Bullet bond

Bullet bond,

Definition of Bullet bond:

  1. Both corporations and governments issue bullet bonds in a variety of maturities, from short- to long-term. A portfolio made up of bullet bonds is generally referred to as a bullet portfolio. A bullet bond is considered riskier than an amortizing bond because it gives the issuer a large repayment obligation on a single date rather than a series of smaller repayment obligations spread over several dates. As a result, issuers who are relatively new to the market or who have less than excellent credit ratings may attract more investors with an amortizing bond than with a bullet bond. Typically, bullet bonds are more expensive for an investor to purchase compared to an equivalent callable bond since the investor is protected against a bond call during a period of falling interest rates.

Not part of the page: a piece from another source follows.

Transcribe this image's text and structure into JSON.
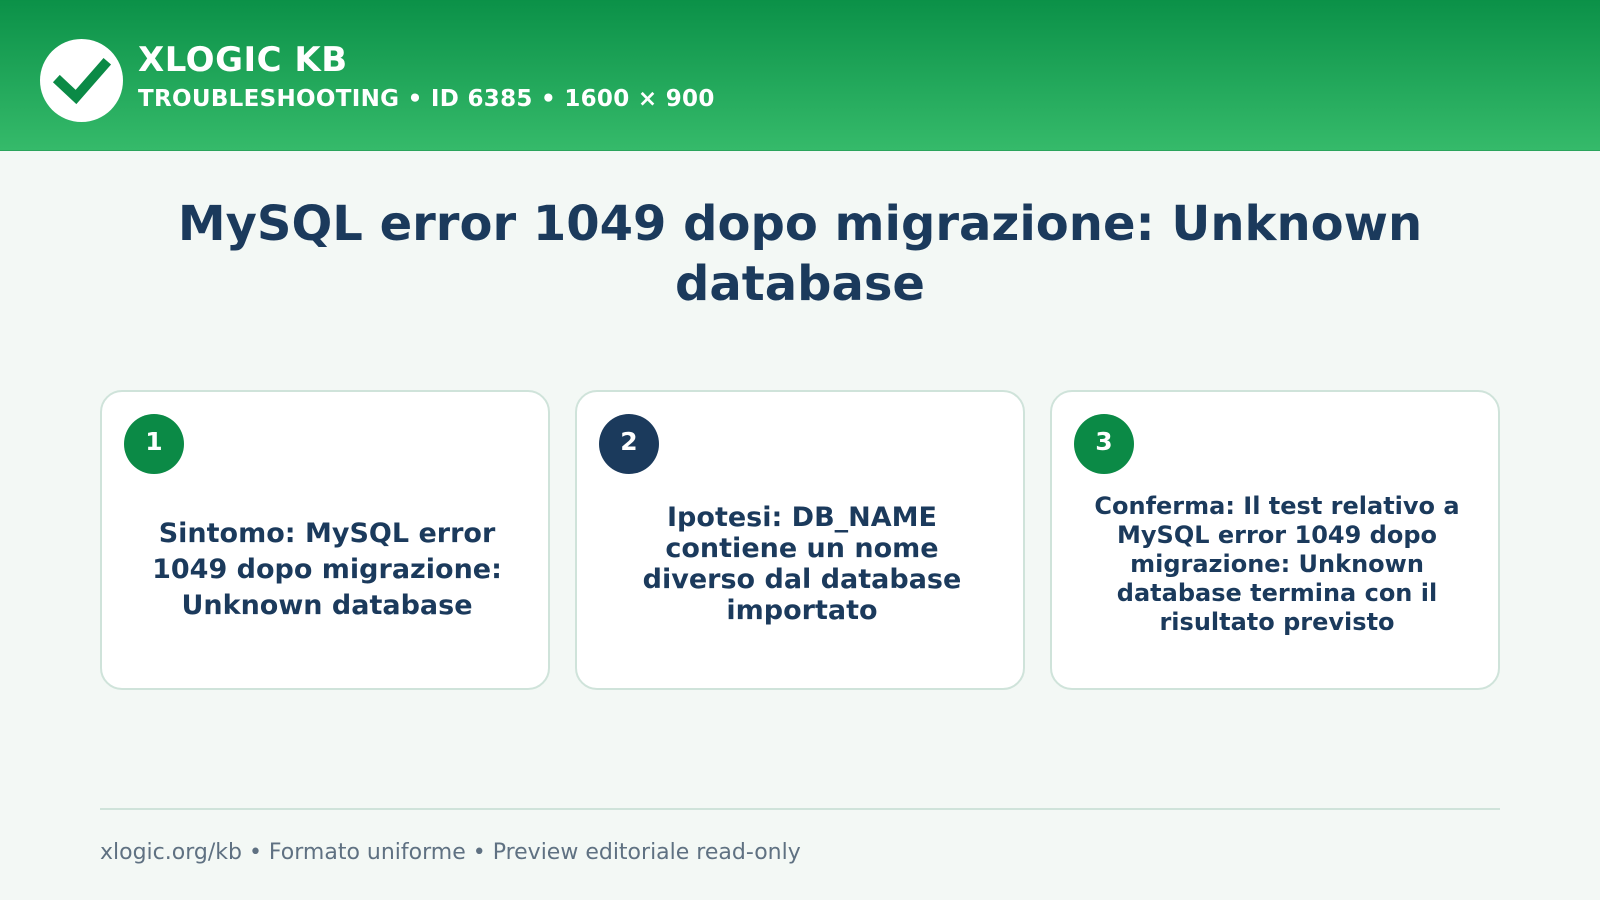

  2. Common type of bond that pays regular interest (or is sold at a discount on the par value), and fully amortizes on a fixed maturity date with the repayment of principal in one tranche instead of installments.

  3. A bullet bond is a debt instrument whose entire principal value is paid all at once on the maturity date, as opposed to amortizing the bond over its lifetime. Bullet bonds cannot be redeemed early by an issuer, which means they are non-callable. Because of this, bullet bonds may pay a relatively low rate of interest due to the issuer's interest rate exposure.